Generate the SE-0292 source archive. Wraps the pack output into a {pkgName}-{version}/ top-level directory and creates the .zip SPM expects. The wrapper is a hard SE-0292 requirement (SPM uses stripFirstLevel semantics on the archive).
Compute and record the SHA-256 checksum. SPM verifies this on download. The hex is stored in the release metadata; the base64 form is sent in the Digest HTTP response header on download.
Sign the package. Generates a CMS-1.0.0 detached signature (ECDSA P-256 / SHA-256) using the LPM signing key. The signature is base64-encoded into release metadata and surfaced in three places per release:
- The release metadata JSON (base64 CMS string)
- The Digest HTTP response header on download
- A comment block in the Package.swift manifest response

Verifying signatures

SPM verifies the CMS detached signature on every package archive at install time. With lpm swift-registry configured (or --force after a documented cert rotation), the verifier path runs cleanly without prompting.
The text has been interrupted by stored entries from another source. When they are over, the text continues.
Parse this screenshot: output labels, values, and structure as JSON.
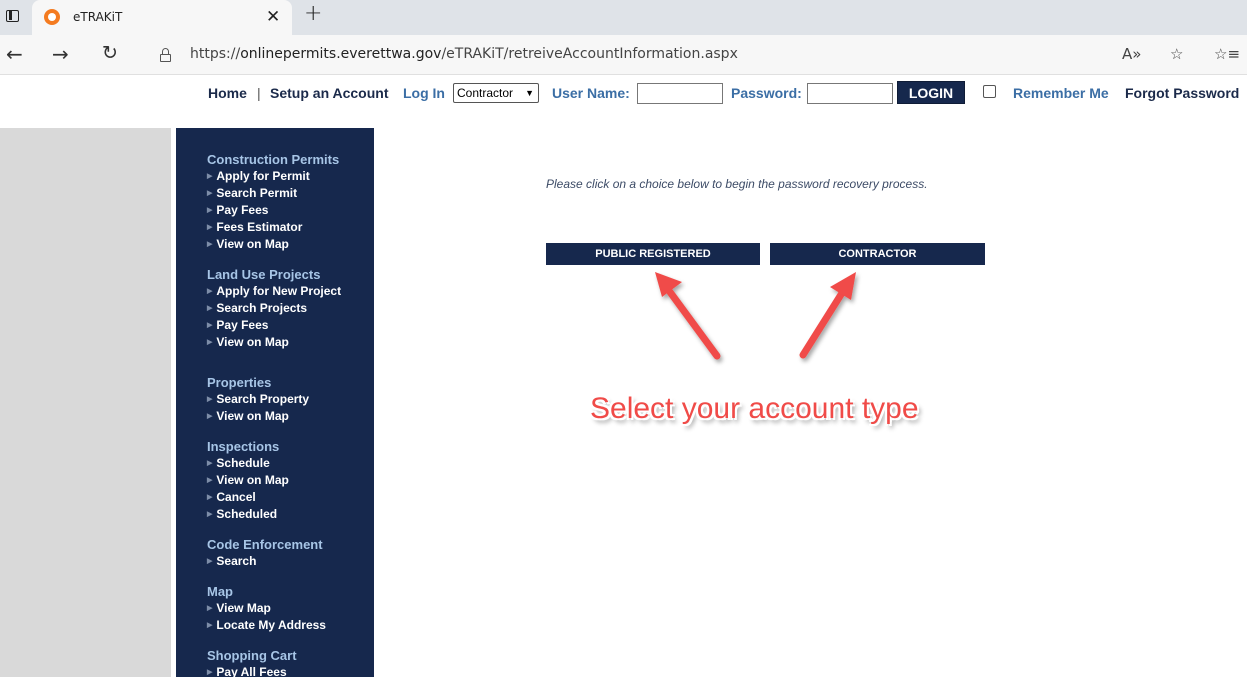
{
  "browser": {
    "tab_title": "eTRAKiT",
    "url_prefix": "https://",
    "url_host": "onlinepermits.everettwa.gov",
    "url_path": "/eTRAKiT/retreiveAccountInformation.aspx"
  },
  "loginbar": {
    "home": "Home",
    "separator": "|",
    "setup_account": "Setup an Account",
    "log_in": "Log In",
    "account_type_selected": "Contractor",
    "username_label": "User Name:",
    "password_label": "Password:",
    "login_button": "LOGIN",
    "remember_me": "Remember Me",
    "forgot_password": "Forgot Password"
  },
  "sidebar": {
    "sections": [
      {
        "title": "Construction Permits",
        "items": [
          "Apply for Permit",
          "Search Permit",
          "Pay Fees",
          "Fees Estimator",
          "View on Map"
        ]
      },
      {
        "title": "Land Use Projects",
        "items": [
          "Apply for New Project",
          "Search Projects",
          "Pay Fees",
          "View on Map"
        ]
      },
      {
        "title": "Properties",
        "items": [
          "Search Property",
          "View on Map"
        ]
      },
      {
        "title": "Inspections",
        "items": [
          "Schedule",
          "View on Map",
          "Cancel",
          "Scheduled"
        ]
      },
      {
        "title": "Code Enforcement",
        "items": [
          "Search"
        ]
      },
      {
        "title": "Map",
        "items": [
          "View Map",
          "Locate My Address"
        ]
      },
      {
        "title": "Shopping Cart",
        "items": [
          "Pay All Fees"
        ]
      }
    ]
  },
  "main": {
    "instruction": "Please click on a choice below to begin the password recovery process.",
    "choice_public": "PUBLIC REGISTERED",
    "choice_contractor": "CONTRACTOR",
    "annotation": "Select your account type"
  },
  "colors": {
    "navy": "#16284d",
    "link_blue": "#3b6ea5",
    "annotation_red": "#f04b48"
  }
}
Two failure shapes a user can run into:

onUnsigned: warn — a Swift package without a signature surfaces as a warning, not a hard error. LPM-published packages are always signed, so this typically only appears for non-LPM packages SPM resolves alongside.
Cert missing or out of date — SPM emits a "signer is not trusted" error. Re-run lpm swift-registry (or lpm swift-registry --force if you suspect a stale cert) to refresh both the cert file and the registries.json scope override.
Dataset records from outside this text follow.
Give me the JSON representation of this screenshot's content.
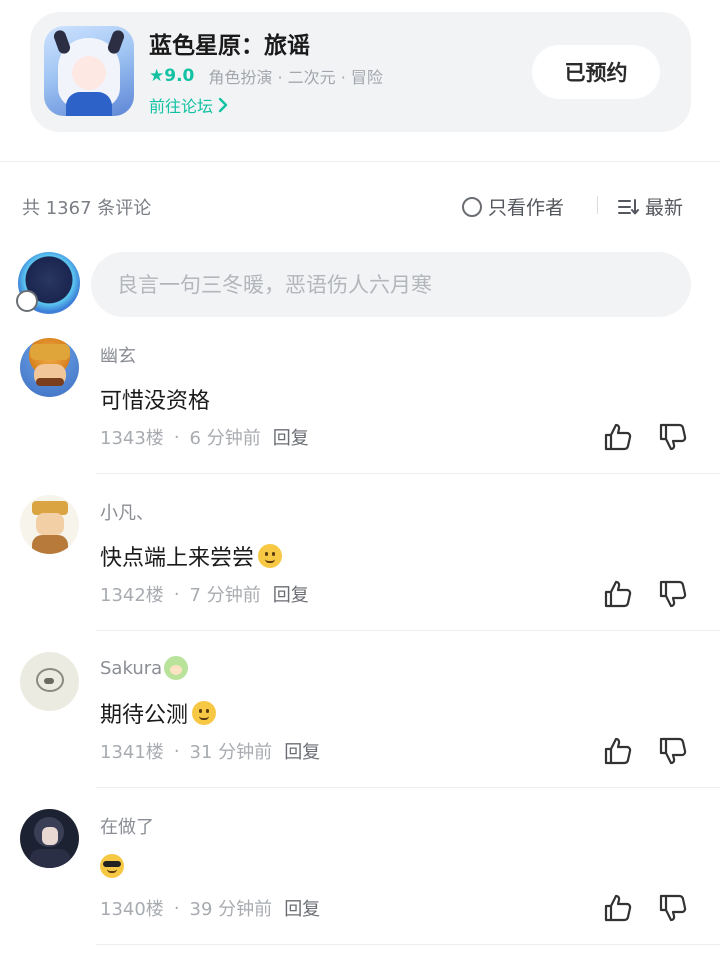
{
  "game": {
    "title": "蓝色星原：旅谣",
    "rating": "★9.0",
    "tags": "角色扮演 · 二次元 · 冒险",
    "forum_link": "前往论坛",
    "reserved_label": "已预约"
  },
  "comments_header": {
    "count_text": "共 1367 条评论",
    "author_only": "只看作者",
    "sort_label": "最新"
  },
  "input": {
    "placeholder": "良言一句三冬暖，恶语伤人六月寒"
  },
  "comments": [
    {
      "name": "幽玄",
      "text": "可惜没资格",
      "floor": "1343楼",
      "time": "6 分钟前",
      "reply": "回复"
    },
    {
      "name": "小凡、",
      "text": "快点端上来尝尝",
      "floor": "1342楼",
      "time": "7 分钟前",
      "reply": "回复"
    },
    {
      "name": "Sakura",
      "text": "期待公测",
      "floor": "1341楼",
      "time": "31 分钟前",
      "reply": "回复"
    },
    {
      "name": "在做了",
      "text": "",
      "floor": "1340楼",
      "time": "39 分钟前",
      "reply": "回复"
    }
  ],
  "colors": {
    "accent": "#14c2a3",
    "card_bg": "#f2f3f5",
    "muted_text": "#a8acb1"
  }
}
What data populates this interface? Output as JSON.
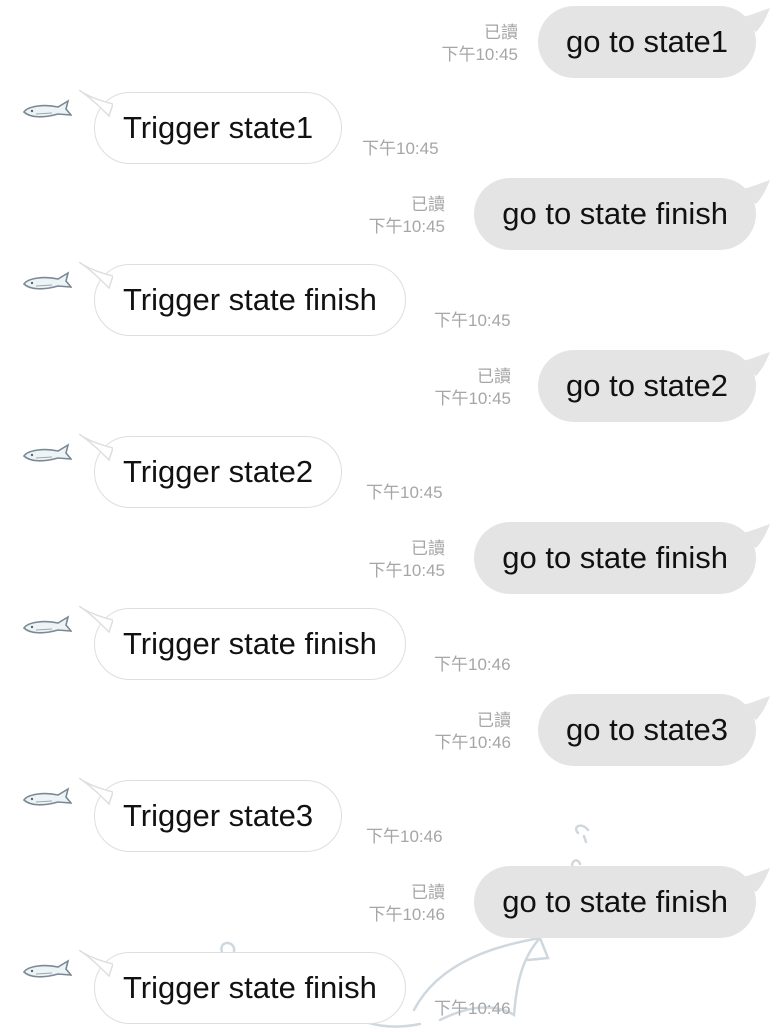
{
  "messages": [
    {
      "direction": "out",
      "text": "go to state1",
      "read_label": "已讀",
      "time": "下午10:45"
    },
    {
      "direction": "in",
      "text": "Trigger state1",
      "time": "下午10:45"
    },
    {
      "direction": "out",
      "text": "go to state finish",
      "read_label": "已讀",
      "time": "下午10:45"
    },
    {
      "direction": "in",
      "text": "Trigger state finish",
      "time": "下午10:45"
    },
    {
      "direction": "out",
      "text": "go to state2",
      "read_label": "已讀",
      "time": "下午10:45"
    },
    {
      "direction": "in",
      "text": "Trigger state2",
      "time": "下午10:45"
    },
    {
      "direction": "out",
      "text": "go to state finish",
      "read_label": "已讀",
      "time": "下午10:45"
    },
    {
      "direction": "in",
      "text": "Trigger state finish",
      "time": "下午10:46"
    },
    {
      "direction": "out",
      "text": "go to state3",
      "read_label": "已讀",
      "time": "下午10:46"
    },
    {
      "direction": "in",
      "text": "Trigger state3",
      "time": "下午10:46"
    },
    {
      "direction": "out",
      "text": "go to state finish",
      "read_label": "已讀",
      "time": "下午10:46"
    },
    {
      "direction": "in",
      "text": "Trigger state finish",
      "time": "下午10:46"
    }
  ],
  "colors": {
    "outgoing_bubble": "#e4e4e4",
    "incoming_bubble": "#ffffff",
    "incoming_border": "#dedede",
    "meta_text": "#a6a6a6",
    "message_text": "#111111"
  },
  "icons": {
    "avatar": "shark-avatar-icon",
    "background": "shark-wallpaper"
  }
}
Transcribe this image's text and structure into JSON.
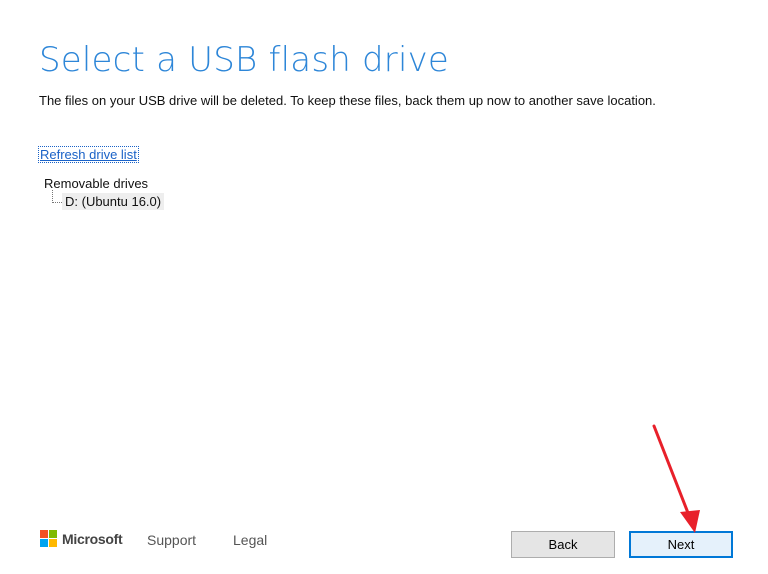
{
  "header": {
    "title": "Select a USB flash drive",
    "subtitle": "The files on your USB drive will be deleted. To keep these files, back them up now to another save location."
  },
  "refresh_link": "Refresh drive list",
  "drive_tree": {
    "root_label": "Removable drives",
    "items": [
      {
        "label": "D: (Ubuntu 16.0)"
      }
    ]
  },
  "footer": {
    "brand": "Microsoft",
    "support": "Support",
    "legal": "Legal"
  },
  "buttons": {
    "back": "Back",
    "next": "Next"
  },
  "colors": {
    "title": "#2d86d8",
    "link": "#1a62c7",
    "next_border": "#0078d7",
    "annotation_arrow": "#e8202a",
    "ms_red": "#f25022",
    "ms_green": "#7fba00",
    "ms_blue": "#00a4ef",
    "ms_yellow": "#ffb900"
  }
}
If the cert rotates server-side, re-run lpm swift-registry --force. A failed --force re-download is fatal — lpm will not silently keep using the stale cert.

Wire format details

For the curious — the things SPM expects from the server side:

Endpoint	Returns
`GET /{scope}/{name}`	List of versions (JSON)
`GET /{scope}/{name}/{version}`	Release metadata (JSON) — signature, checksum, dependencies
`GET /{scope}/{name}/{version}.zip`	Source archive with `{name}-{version}/` top level, `Digest: SHA-256={base64}` header
`GET /{scope}/{name}/{version}/Package.swift`	Manifest with signature in a comment block
`POST /login`	Auth flow (handled by `lpm swift-registry` automatically)
`GET /certificate`	Public cert in DER format

Implementation lives in the LPM origin server and registry worker. The Rust CLI is a client of this API; it doesn't implement the server side itself.

Limitations

Today lpm swift-registry configures the lpmdev scope only. Custom-scope publishing (e.g., acme for a private LPM tenant) isn't surfaced in the CLI yet.
Cert rotation is manual — no automatic refresh on schedule. The signing cert is long-lived; rotation events will be communicated via release notes.
The SE-0292 --allow-insecure-http flag is honored only for http:// registry URLs (i.e., local dev against http://localhost). The hosted lpm.dev endpoint is HTTPS-only.